Basta con observar los resultados de la mayoría de las encuestas realizadas en épocas de crisis económicas profundas: al ciudadano común le preocupa mucho más no poder llegar a fin de mes, que sus hijos no tengan qué comer, quedarse en la calle. Por el contrario, durante los períodos de aparente bonanza –muchas veces artificial–, la corrupción política suele escalar altura en la tabla de posiciones de los principales males que aquejan a la población.
Y hay otro condimento tan inquietante como peligroso de esa naturalización de lo que está decididamente mal: pensar que si nada ocurre con los poderosos que roban, robar no es delito. Si nada le pasa al delincuente mayor, ¿qué más da hacer la vista gorda para salvaguardar la pequeña y dañada economía doméstica, aunque se tenga que recurrir a malas armas?
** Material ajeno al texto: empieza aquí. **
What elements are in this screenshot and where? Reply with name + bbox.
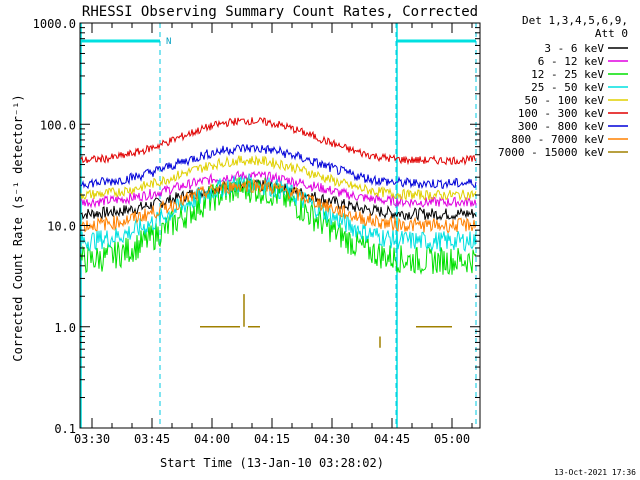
legend-header-attenuator: Att 0 xyxy=(595,27,628,40)
y-tick-label: 10.0 xyxy=(47,220,76,234)
legend-header-detectors: Det 1,3,4,5,6,9, xyxy=(522,14,628,27)
x-tick-label: 03:30 xyxy=(74,432,110,446)
y-tick-label: 1.0 xyxy=(54,321,76,335)
night-bar-label: N xyxy=(166,37,171,47)
y-axis: 0.1 1.0 10.0 100.0 1000.0 xyxy=(33,17,480,436)
series-line-6 xyxy=(80,143,477,190)
series-lines xyxy=(80,117,477,348)
x-tick-label: 05:00 xyxy=(434,432,470,446)
legend-entry-label: 7000 - 15000 keV xyxy=(498,146,604,159)
legend-entry-label: 50 - 100 keV xyxy=(525,94,605,107)
y-tick-label: 1000.0 xyxy=(33,17,76,31)
chart-title: RHESSI Observing Summary Count Rates, Co… xyxy=(82,4,478,20)
legend-entry-label: 800 - 7000 keV xyxy=(511,133,604,146)
series-line-7 xyxy=(80,178,477,234)
x-tick-label: 04:00 xyxy=(194,432,230,446)
legend-entry-label: 3 - 6 keV xyxy=(544,42,604,55)
series-line-8 xyxy=(200,294,452,348)
y-tick-label: 100.0 xyxy=(40,118,76,132)
legend-entry-label: 6 - 12 keV xyxy=(538,55,605,68)
footer-date: 13-Oct-2021 17:36 xyxy=(554,468,636,477)
x-tick-label: 04:15 xyxy=(254,432,290,446)
x-tick-label: 04:30 xyxy=(314,432,350,446)
x-axis-label: Start Time (13-Jan-10 03:28:02) xyxy=(160,456,384,470)
x-tick-label: 03:45 xyxy=(134,432,170,446)
x-axis: 03:30 03:45 04:00 04:15 04:30 04:45 05:00 xyxy=(74,23,473,446)
legend-entry-label: 300 - 800 keV xyxy=(518,120,604,133)
series-line-5 xyxy=(80,117,477,166)
series-line-1 xyxy=(80,170,477,209)
x-tick-label: 04:45 xyxy=(374,432,410,446)
y-tick-label: 0.1 xyxy=(54,422,76,436)
series-line-3 xyxy=(80,173,477,253)
legend-entry-label: 12 - 25 keV xyxy=(531,68,604,81)
y-axis-label: Corrected Count Rate (s⁻¹ detector⁻¹) xyxy=(11,94,25,361)
legend-entry-label: 100 - 300 keV xyxy=(518,107,604,120)
legend-entry-label: 25 - 50 keV xyxy=(531,81,604,94)
series-line-4 xyxy=(80,154,477,202)
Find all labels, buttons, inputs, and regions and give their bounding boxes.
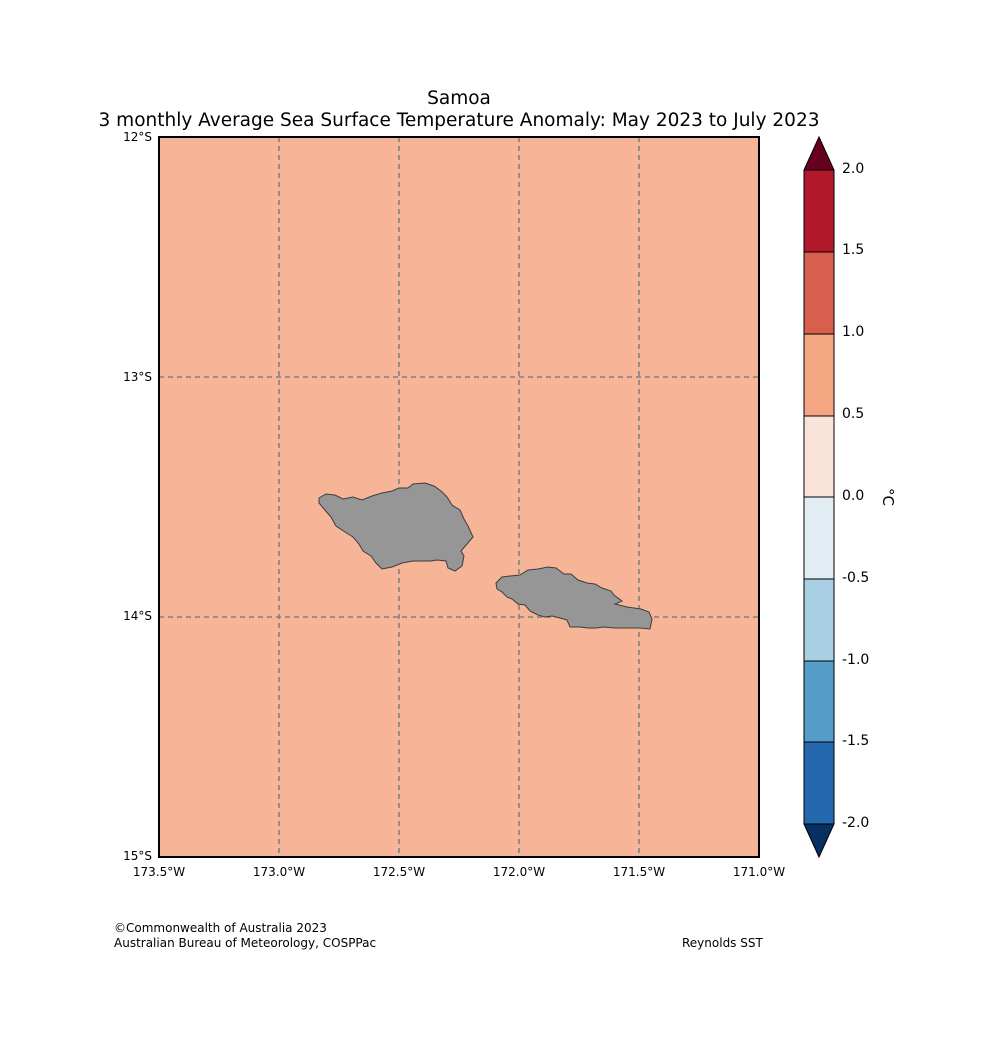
colorbar-tick-label: 1.5	[842, 242, 865, 258]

Por ejemplo, cuando se aceptan transacciones de las que no queda registro o se negocian diversas estrategias para evadir obligaciones fiscales. Aunque en forma de migajas, se va creando el propio fraude individual. ¿Por qué no imitar lo que no está permitido hacer si, en definitiva, todos lo hacen y no hay castigo?
Ver que nada ocurre con los corruptos en el poder explica de algún modo, aunque no justifica ni legitima, que muchos ciudadanos terminen tolerando el hecho delictivo y que cometan ellos mismos pequeñas corrupciones cotidianas: el comerciante que ofrece un precio menor si no se le exige factura; el usuario que paga siempre en efectivo porque bancarizarse lo compromete impositivamente; el que no entrega el ticket y el que no lo reclama.
Sin dudas, es la dirigencia la que debe dar el ejemplo. Su responsabilidad es inmensamente superior, y más aún cuando le ha sido dado el manejo de los dineros del Estado. Pero no habrá dirigencia sana si la ciudadanía no está dispuesta a exigir decencia ni a ser decente.